Hollow Core Fiber Based Interferometer for High Temperature (1000 °C) Measurement

Dejun Liu, Dublin Institute of Technology
Qiang Wu, University of Northumbria at Newcastle
Chao Mei, Beijing University of Posts and Telecommunications
Jinhui Yuan, Beijing University of Posts and Telecommunications
Xiangjun Xin, Beijing University of Posts and Telecommunications
Arun Mallik, Dublin Institute of Technology
Fangfang Wei, Dublin Institute of Technology
Wei Han, Dublin Institute of Technology
Rahul Kumar, Northumbria University at Newcastle
Chongxiu Yu, Beijing University of Posts and Telecommunications
Shengpeng Wan, Nanchang Hangkong University, China
Xingdao He, Nanchang Hangkong University, China
Bo Liu, Nanjing University of Information Science & Technology, China
Gang-Ding Peng, University of New South Wales, Sydney
Yuliya Semenova, Dublin Institute of Technology
Gerald Farrell, Dublin Institute of Technology

Document Type Article

Journal of Lightwave Technology Vol. 36, Issue 9, pp. 1583-1590 (2018)


A simple, cost effective high temperature sensor (up to 1000 °C) based on a hollow core fiber (HCF) structure is reported. It is configured by fusion splicing a short section of HCF with a length of few millimeters between two standard single mode fibers (SMF-28).

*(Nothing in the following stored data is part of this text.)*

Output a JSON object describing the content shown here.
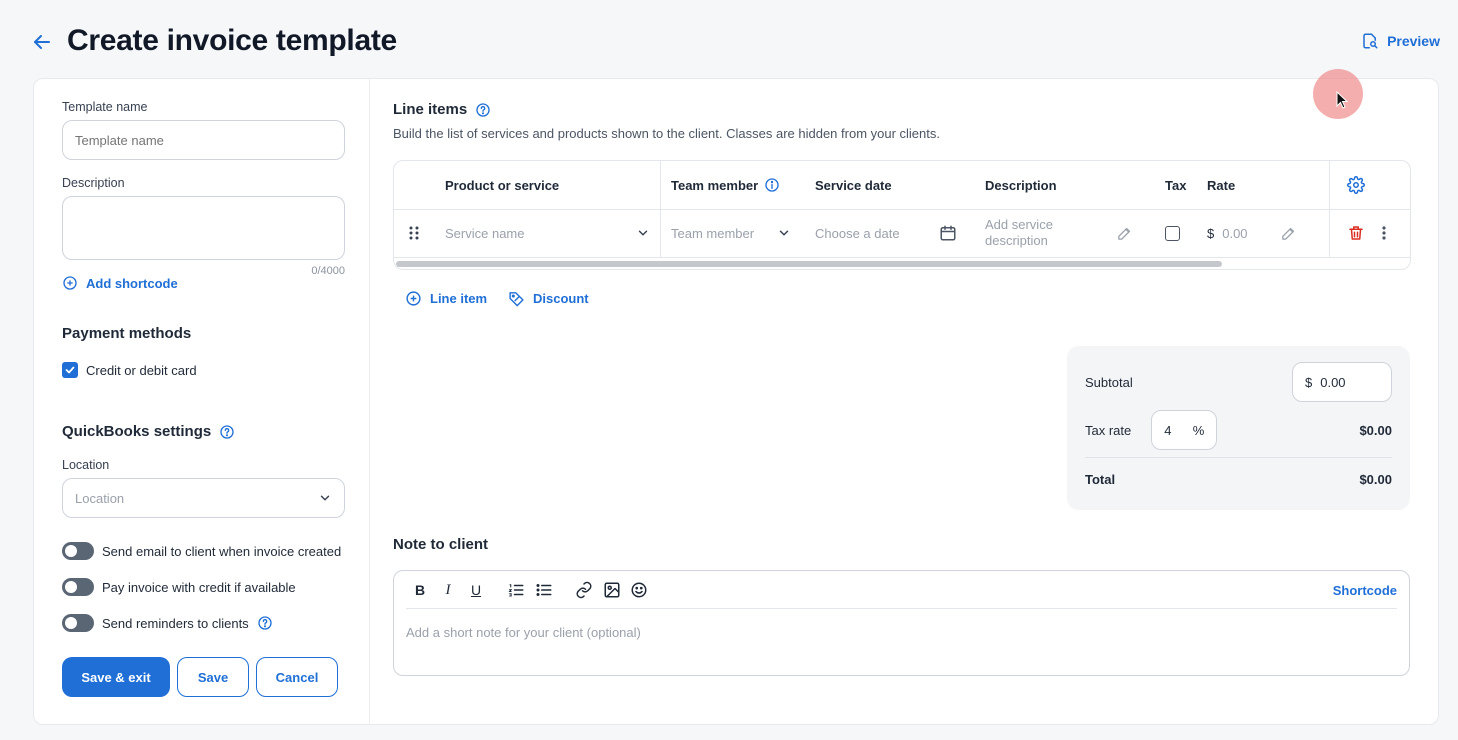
{
  "header": {
    "title": "Create invoice template",
    "preview_label": "Preview"
  },
  "left": {
    "template_name": {
      "label": "Template name",
      "placeholder": "Template name",
      "value": ""
    },
    "description": {
      "label": "Description",
      "value": "",
      "counter": "0/4000"
    },
    "add_shortcode_label": "Add shortcode",
    "payment": {
      "heading": "Payment methods",
      "card_label": "Credit or debit card",
      "card_checked": true
    },
    "quickbooks": {
      "heading": "QuickBooks settings",
      "location_label": "Location",
      "location_placeholder": "Location"
    },
    "toggles": [
      {
        "label": "Send email to client when invoice created",
        "on": false
      },
      {
        "label": "Pay invoice with credit if available",
        "on": false
      },
      {
        "label": "Send reminders to clients",
        "on": false
      }
    ],
    "buttons": {
      "save_exit": "Save & exit",
      "save": "Save",
      "cancel": "Cancel"
    }
  },
  "line_items": {
    "heading": "Line items",
    "subtitle": "Build the list of services and products shown to the client. Classes are hidden from your clients.",
    "columns": {
      "product": "Product or service",
      "team": "Team member",
      "date": "Service date",
      "description": "Description",
      "tax": "Tax",
      "rate": "Rate"
    },
    "row": {
      "service_placeholder": "Service name",
      "team_placeholder": "Team member",
      "date_placeholder": "Choose a date",
      "description_placeholder": "Add service description",
      "currency": "$",
      "rate_placeholder": "0.00"
    },
    "add_line_item": "Line item",
    "add_discount": "Discount"
  },
  "totals": {
    "subtotal_label": "Subtotal",
    "subtotal_currency": "$",
    "subtotal_value": "0.00",
    "tax_rate_label": "Tax rate",
    "tax_rate_value": "4",
    "tax_rate_unit": "%",
    "tax_amount": "$0.00",
    "total_label": "Total",
    "total_value": "$0.00"
  },
  "note": {
    "heading": "Note to client",
    "shortcode_label": "Shortcode",
    "placeholder": "Add a short note for your client (optional)"
  },
  "colors": {
    "accent": "#1f6fd6",
    "danger": "#d92d20",
    "toggle_off": "#5b6675"
  }
}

Due to multiple beam interference introduced by the cladding of the HCF, periodic transmission dips with high spectral extinction ratio and high quality (Q) factor are excited. However, theoretical analysis shows that minor variations of the HCF cladding diameter may result in a significant decrease in the Q factor. Experimental results demonstrate that the periodic transmission dips are independent of the HCF length, but spectral Q factors and transmission power varies with different HCF lengths. A maximum Q factor of 3.3×10 ${}^4$ has been demonstrated with large free spectral range of 23 nm and extinction ratio of 26 dB. Furthermore, the structure is proved to be an excellent high temperature sensor with advantages of high sensitivity (up to 33.4 pm/°C), wide working temperature range (from room temperature to 1000°C), high resolution, good stability, repeatability, relatively low strain sensitivity (0.46 pm/με), low cost and a simple and flexible fabrication process that offers a great potential for practical applications. A thorough theoretic analysis of the HCF based fiber structure has been proposed. The experimental results are demonstrated to be well matched with our simulation results.